Ms. Prejean first made headlines at the pageant when she was asked about her stance on gay marriage. She answered that she believed marriage was between a man and a woman. Whoa, the backlash was immense, both in support and revilement of her statement. Hello?? Am I missing something here? Who cares? She spent most of the evening is revealing gowns, costumes and bathing suits. And they want her to say something profound and think it has an impact?
"It's the same answer the president of the U.S. gave, the same answer many people gave. It was probably a fair question because its asked of many people. If her beauty wasn't so great, nobody really would have cared. But that's not the way it worked out."
The Donald did not just put her in the same category as the president of the United States did he?
What bothers me is the importance played on this woman's physical appearance and how we as a society give it credence. I don't care if she is a PhD candidate in molecular biology, she is making her name by showing off her implanted breasts (yes, those are fake, courtesy of the Miss California pageant)in a plunging evening gown. Oh, and no, she is not a molecular biologist. She wants to be a teacher. Which kind of makes it worse. I'm not sure this is the woman I want influencing my daughters.
I suppose this is what gripes me the most. I'm a mother of two girls and I am trying to raise them to see physical appearance as something to admire but not something to base their identity on. Beauty is as beauty does and it isn't the true measure of a person. Sure, they should try to look their best and there is nothing wrong with being pretty, but it is a surface and nothing more, an element, not a definition of a person. In the long run, beauty is not going to get them what they truly want in life.
Unfortunately, these beauty pageants tell a different story. Did you know the Miss America pageant is the biggest provider of scholarships to women in the world? Doesn't that seem wrong to anyone? What kind of message is that sending to young girls? So your SAT's are off the chart and you earned a 5.0 gpa in high school, but what's important is your cup size. Trying to raise a daughter to put appearance in perspective is an almost sysiphean task. I can only do what I can and fight the good fight.

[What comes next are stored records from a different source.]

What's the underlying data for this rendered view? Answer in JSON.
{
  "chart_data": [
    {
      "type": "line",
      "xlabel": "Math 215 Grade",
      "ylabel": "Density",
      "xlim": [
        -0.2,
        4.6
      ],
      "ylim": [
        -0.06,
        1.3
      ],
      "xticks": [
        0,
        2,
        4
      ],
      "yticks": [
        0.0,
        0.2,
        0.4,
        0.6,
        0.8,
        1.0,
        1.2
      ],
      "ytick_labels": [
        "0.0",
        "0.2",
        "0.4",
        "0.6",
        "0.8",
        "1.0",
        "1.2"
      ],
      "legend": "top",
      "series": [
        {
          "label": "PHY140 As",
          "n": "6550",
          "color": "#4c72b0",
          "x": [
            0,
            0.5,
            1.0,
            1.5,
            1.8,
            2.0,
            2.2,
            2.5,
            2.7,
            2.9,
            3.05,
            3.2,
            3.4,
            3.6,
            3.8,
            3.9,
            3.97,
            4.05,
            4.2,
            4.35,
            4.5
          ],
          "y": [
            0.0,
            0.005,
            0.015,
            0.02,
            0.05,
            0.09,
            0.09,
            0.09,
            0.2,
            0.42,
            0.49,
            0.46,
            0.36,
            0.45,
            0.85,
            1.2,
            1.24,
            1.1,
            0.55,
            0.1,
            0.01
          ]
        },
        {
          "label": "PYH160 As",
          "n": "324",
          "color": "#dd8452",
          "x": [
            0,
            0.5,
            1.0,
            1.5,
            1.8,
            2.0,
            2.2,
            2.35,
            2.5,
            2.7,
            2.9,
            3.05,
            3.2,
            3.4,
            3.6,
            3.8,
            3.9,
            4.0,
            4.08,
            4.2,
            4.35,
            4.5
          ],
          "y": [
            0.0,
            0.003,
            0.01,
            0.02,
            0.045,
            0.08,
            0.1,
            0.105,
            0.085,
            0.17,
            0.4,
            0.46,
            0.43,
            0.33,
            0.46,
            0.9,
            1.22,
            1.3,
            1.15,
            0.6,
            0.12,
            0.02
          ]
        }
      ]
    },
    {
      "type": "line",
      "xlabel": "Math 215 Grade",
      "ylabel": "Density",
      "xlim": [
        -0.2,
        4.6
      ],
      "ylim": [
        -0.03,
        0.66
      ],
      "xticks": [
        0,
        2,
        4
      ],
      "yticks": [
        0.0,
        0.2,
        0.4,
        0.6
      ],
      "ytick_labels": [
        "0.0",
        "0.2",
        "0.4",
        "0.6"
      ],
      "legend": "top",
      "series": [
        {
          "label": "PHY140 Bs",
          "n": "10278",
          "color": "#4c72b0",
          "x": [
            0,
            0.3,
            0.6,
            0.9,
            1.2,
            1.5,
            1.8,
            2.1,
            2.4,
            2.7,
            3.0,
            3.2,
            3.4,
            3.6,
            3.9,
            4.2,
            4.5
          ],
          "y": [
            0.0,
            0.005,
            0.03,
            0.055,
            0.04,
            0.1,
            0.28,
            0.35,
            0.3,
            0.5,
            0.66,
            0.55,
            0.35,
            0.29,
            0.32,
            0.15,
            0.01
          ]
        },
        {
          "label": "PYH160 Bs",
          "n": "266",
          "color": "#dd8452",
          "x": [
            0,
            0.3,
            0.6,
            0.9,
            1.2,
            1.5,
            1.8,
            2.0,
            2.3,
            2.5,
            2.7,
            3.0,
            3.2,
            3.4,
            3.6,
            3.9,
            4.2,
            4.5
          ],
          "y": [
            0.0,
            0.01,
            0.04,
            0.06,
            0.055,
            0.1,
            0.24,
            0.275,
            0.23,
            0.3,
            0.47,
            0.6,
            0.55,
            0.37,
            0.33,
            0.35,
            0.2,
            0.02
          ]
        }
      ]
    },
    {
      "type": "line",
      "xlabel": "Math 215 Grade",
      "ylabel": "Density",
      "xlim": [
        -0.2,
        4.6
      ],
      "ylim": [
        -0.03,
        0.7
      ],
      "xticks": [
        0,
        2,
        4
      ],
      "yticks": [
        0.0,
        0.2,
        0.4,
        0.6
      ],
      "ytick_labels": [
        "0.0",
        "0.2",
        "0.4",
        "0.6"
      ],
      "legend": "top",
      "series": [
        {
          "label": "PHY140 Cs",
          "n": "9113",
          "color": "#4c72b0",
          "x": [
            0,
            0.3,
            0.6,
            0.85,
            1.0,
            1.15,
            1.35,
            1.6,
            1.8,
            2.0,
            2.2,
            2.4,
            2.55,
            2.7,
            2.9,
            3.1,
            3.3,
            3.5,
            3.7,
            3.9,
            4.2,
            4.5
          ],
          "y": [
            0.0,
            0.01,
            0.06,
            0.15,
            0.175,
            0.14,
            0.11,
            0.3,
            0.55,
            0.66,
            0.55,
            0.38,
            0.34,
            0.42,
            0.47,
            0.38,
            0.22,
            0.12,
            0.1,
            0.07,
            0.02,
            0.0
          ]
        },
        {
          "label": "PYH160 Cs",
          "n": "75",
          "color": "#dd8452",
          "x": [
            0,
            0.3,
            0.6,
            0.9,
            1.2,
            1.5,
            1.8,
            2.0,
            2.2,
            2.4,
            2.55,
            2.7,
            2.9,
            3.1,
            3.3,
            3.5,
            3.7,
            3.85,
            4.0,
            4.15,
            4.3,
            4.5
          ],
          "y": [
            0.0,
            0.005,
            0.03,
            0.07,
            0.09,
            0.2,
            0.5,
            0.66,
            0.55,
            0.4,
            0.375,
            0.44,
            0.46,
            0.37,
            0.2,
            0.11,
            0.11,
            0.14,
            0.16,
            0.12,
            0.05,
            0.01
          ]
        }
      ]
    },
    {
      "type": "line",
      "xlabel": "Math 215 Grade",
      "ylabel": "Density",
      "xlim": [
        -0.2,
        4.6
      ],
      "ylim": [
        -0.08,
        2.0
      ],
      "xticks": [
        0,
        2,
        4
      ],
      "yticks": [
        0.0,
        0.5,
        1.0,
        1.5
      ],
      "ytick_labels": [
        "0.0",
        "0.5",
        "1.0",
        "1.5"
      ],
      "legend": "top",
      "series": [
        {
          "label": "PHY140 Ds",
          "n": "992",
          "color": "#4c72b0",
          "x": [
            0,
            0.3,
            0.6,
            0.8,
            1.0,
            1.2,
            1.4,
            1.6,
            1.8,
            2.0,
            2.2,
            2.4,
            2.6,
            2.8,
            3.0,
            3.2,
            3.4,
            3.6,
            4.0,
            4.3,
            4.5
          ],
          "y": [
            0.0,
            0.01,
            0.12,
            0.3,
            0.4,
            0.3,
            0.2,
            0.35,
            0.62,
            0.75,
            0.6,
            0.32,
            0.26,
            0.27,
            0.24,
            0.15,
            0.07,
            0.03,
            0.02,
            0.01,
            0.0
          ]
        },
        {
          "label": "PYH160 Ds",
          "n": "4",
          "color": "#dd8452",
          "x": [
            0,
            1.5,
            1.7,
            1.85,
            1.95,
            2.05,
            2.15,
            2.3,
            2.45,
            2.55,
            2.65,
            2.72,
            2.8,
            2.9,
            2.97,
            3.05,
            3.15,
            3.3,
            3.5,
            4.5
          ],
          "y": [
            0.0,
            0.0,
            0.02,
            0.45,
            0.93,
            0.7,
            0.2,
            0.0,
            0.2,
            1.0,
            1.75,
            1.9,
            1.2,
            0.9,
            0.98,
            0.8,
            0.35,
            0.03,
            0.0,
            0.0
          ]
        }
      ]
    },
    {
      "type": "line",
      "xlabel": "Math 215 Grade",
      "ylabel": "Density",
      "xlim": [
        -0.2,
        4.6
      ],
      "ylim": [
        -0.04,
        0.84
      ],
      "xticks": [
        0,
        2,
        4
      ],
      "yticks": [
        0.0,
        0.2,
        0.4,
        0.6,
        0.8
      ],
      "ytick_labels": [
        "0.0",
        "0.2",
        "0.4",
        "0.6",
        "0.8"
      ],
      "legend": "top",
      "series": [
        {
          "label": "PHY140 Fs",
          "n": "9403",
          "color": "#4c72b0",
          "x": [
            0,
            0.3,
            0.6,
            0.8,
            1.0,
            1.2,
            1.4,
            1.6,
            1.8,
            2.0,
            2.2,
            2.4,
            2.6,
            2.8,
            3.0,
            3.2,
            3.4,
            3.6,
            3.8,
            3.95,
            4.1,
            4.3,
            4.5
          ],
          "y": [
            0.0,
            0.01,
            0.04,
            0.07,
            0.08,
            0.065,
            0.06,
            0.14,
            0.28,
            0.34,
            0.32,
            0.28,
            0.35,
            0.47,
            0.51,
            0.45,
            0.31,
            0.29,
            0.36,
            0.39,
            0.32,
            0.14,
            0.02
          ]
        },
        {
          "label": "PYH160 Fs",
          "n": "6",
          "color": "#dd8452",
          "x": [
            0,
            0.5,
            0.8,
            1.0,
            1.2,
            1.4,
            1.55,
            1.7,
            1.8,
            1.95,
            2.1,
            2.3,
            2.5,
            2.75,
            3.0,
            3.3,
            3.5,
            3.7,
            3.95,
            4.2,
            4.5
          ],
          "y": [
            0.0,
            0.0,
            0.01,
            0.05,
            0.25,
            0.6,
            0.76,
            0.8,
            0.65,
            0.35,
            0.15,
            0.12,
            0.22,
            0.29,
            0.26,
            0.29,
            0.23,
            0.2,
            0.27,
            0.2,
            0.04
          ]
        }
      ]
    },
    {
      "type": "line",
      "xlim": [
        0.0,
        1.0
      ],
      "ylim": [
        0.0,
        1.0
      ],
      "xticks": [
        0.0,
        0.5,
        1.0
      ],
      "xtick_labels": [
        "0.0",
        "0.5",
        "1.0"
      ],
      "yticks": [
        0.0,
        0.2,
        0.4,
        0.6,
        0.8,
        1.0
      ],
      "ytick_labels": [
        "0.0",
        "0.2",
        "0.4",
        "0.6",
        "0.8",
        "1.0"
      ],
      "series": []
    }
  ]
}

The second controversy surrounding Ms. Prejean is the scandalous photos which surfaced. She is topless in some of them, a situation which freaked the pageant out. How dare she be sexy for anyone else but the pageant. Her sexuality is reserved for the runway at the pageant. Miss California is a simmering pot of hotness, but heaven forbid she express it in anyway. She is the ulitmate look but don't touch girl. Because her sexuality belongs to the pageant. They put her on display, an alluring doll on a pedestal, ripe and attractive, and owned by another. She belongs to the pageant. It reeks of old fashioned patriarchy, harkening back to a time when we belonged to our fathers until marriage and then we were owned by our husbands. But Ms. Prejean used her sexiness for her own use, displaying her charms for her own gain and not that of the pageant.
I know, I'm probably making more of this than it probably is, but I can't help it. As a writer, I write strong heroines who have depth and individuality. And I hope life can imitate art in that instance.
What do you think of beauty pageants?